Fu ascritto all’Accademia dei Forzati d’Arezzo col nome di Dameta e godette della piena considerazione del Vescovo Incontri che lo ordinò sacerdote e gli assegnò la Pieve di San Giovanni in Capolona Il Settecento aretino vide fiorire agricoltura, commercio, arti e lettere, con una vita intensa che si ripercuoteva anche nella provincia: di questa vita il Landi fu partecipe, spettatore e interprete.
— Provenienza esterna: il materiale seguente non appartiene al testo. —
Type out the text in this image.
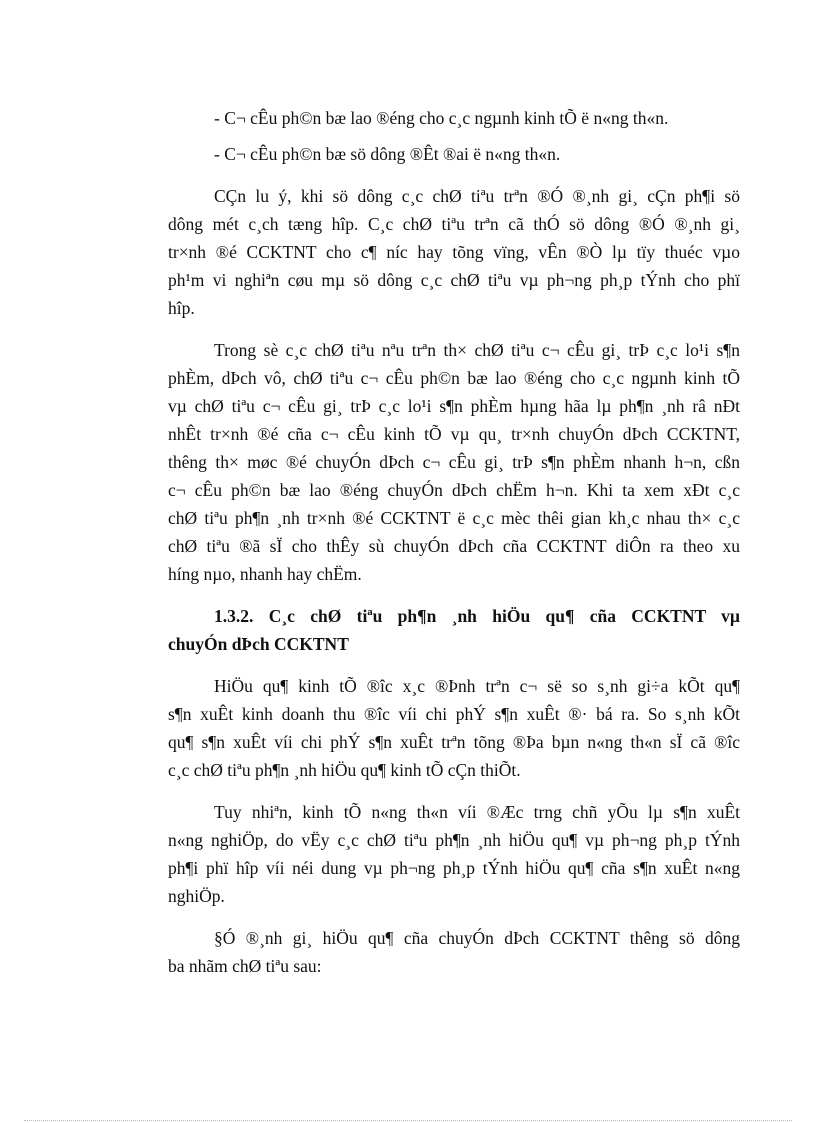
- C¬ cÊu ph©n bæ lao ®éng cho c¸c ngµnh kinh tÕ ë n«ng th«n.
- C¬ cÊu ph©n bæ sö dông ®Êt ®ai ë n«ng th«n.
CÇn lu ý, khi sö dông c¸c chØ tiªu trªn ®Ó ®¸nh gi¸ cÇn ph¶i sö
dông mét c¸ch tæng hîp. C¸c chØ tiªu trªn cã thÓ sö dông ®Ó ®¸nh gi¸
tr×nh ®é CCKTNT cho c¶ níc hay tõng vïng, vÊn ®Ò lµ tïy thuéc vµo
ph¹m vi nghiªn cøu mµ sö dông c¸c chØ tiªu vµ ph¬ng ph¸p tÝnh cho phï
hîp.
Trong sè c¸c chØ tiªu nªu trªn th× chØ tiªu c¬ cÊu gi¸ trÞ c¸c lo¹i s¶n
phÈm, dÞch vô, chØ tiªu c¬ cÊu ph©n bæ lao ®éng cho c¸c ngµnh kinh tÕ
vµ chØ tiªu c¬ cÊu gi¸ trÞ c¸c lo¹i s¶n phÈm hµng hãa lµ ph¶n ¸nh râ nÐt
nhÊt tr×nh ®é cña c¬ cÊu kinh tÕ vµ qu¸ tr×nh chuyÓn dÞch CCKTNT,
thêng th× møc ®é chuyÓn dÞch c¬ cÊu gi¸ trÞ s¶n phÈm nhanh h¬n, cßn
c¬ cÊu ph©n bæ lao ®éng chuyÓn dÞch chËm h¬n. Khi ta xem xÐt c¸c
chØ tiªu ph¶n ¸nh tr×nh ®é CCKTNT ë c¸c mèc thêi gian kh¸c nhau th× c¸c
chØ tiªu ®ã sÏ cho thÊy sù chuyÓn dÞch cña CCKTNT diÔn ra theo xu
híng nµo, nhanh hay chËm.
1.3.2. C¸c chØ tiªu ph¶n ¸nh hiÖu qu¶ cña CCKTNT vµ
chuyÓn dÞch CCKTNT
HiÖu qu¶ kinh tÕ ®îc x¸c ®Þnh trªn c¬ së so s¸nh gi÷a kÕt qu¶
s¶n xuÊt kinh doanh thu ®îc víi chi phÝ s¶n xuÊt ®· bá ra. So s¸nh kÕt
qu¶ s¶n xuÊt víi chi phÝ s¶n xuÊt trªn tõng ®Þa bµn n«ng th«n sÏ cã ®îc
c¸c chØ tiªu ph¶n ¸nh hiÖu qu¶ kinh tÕ cÇn thiÕt.
Tuy nhiªn, kinh tÕ n«ng th«n víi ®Æc trng chñ yÕu lµ s¶n xuÊt
n«ng nghiÖp, do vËy c¸c chØ tiªu ph¶n ¸nh hiÖu qu¶ vµ ph¬ng ph¸p tÝnh
ph¶i phï hîp víi néi dung vµ ph¬ng ph¸p tÝnh hiÖu qu¶ cña s¶n xuÊt n«ng
nghiÖp.
§Ó ®¸nh gi¸ hiÖu qu¶ cña chuyÓn dÞch CCKTNT thêng sö dông
ba nhãm chØ tiªu sau:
La leggenda popolare lo ricorda per memorabili scherzi, anche pesanti, giocati ad amici e nemici. Clamoroso quello giocato alla serva di un collega che non l’aveva invitato ad una sua festa. Mentre costei cucinava l’arrosto a cottura lenta, la indusse a scendere in cantina con la scusa di voler controllare la qualità del vino. Fece un buco in una botte e le disse di metterci il dito; poi ne forò un’altra e costrinse la donna a metterci il dito dell’altra mano. La lasciò così “crocifissa” a strillare finché non fu udita da qualcuno: ma l’arrosto era bruciato. Ad Arezzo è mancato un poeta che cantasse la Giostra del Saracino: l’avrebbe fatto bene il Landi.
Il suo capolavoro è il poemetto in ottave, “Le lodi di Porta San Clemente”, scritto in contrasto con le maldestre lodi che il collega Angelo Lorenzo Grazzini aveva fatto di Colcitrone: “Di qui passan quegli ottimi prosciutti che trasmette il famoso Casentino; di qui le grosse pere e i dolci frutti che mancan nel suol fertile aretino. I porcin freschi ed i prugnoli asciutti seguon per questa porta il lor cammino. Il pesce poi che appesta ogni contrada batte di Colcitron la sozza strada!”.
In punto di morte riciclò la frase famosa attribuita a Benedetto XIV, Prospero Lambertini. Al giovane sacerdote che gli portava il viatico dicendogli: “Pievano, vi porto il Signore” ebbe la prontezza di spirito di rispondere: “Lo so, lo vedo dalla cavalcatura!”. Chissà che in qualche occasione non abbia anticipato la supercazzola.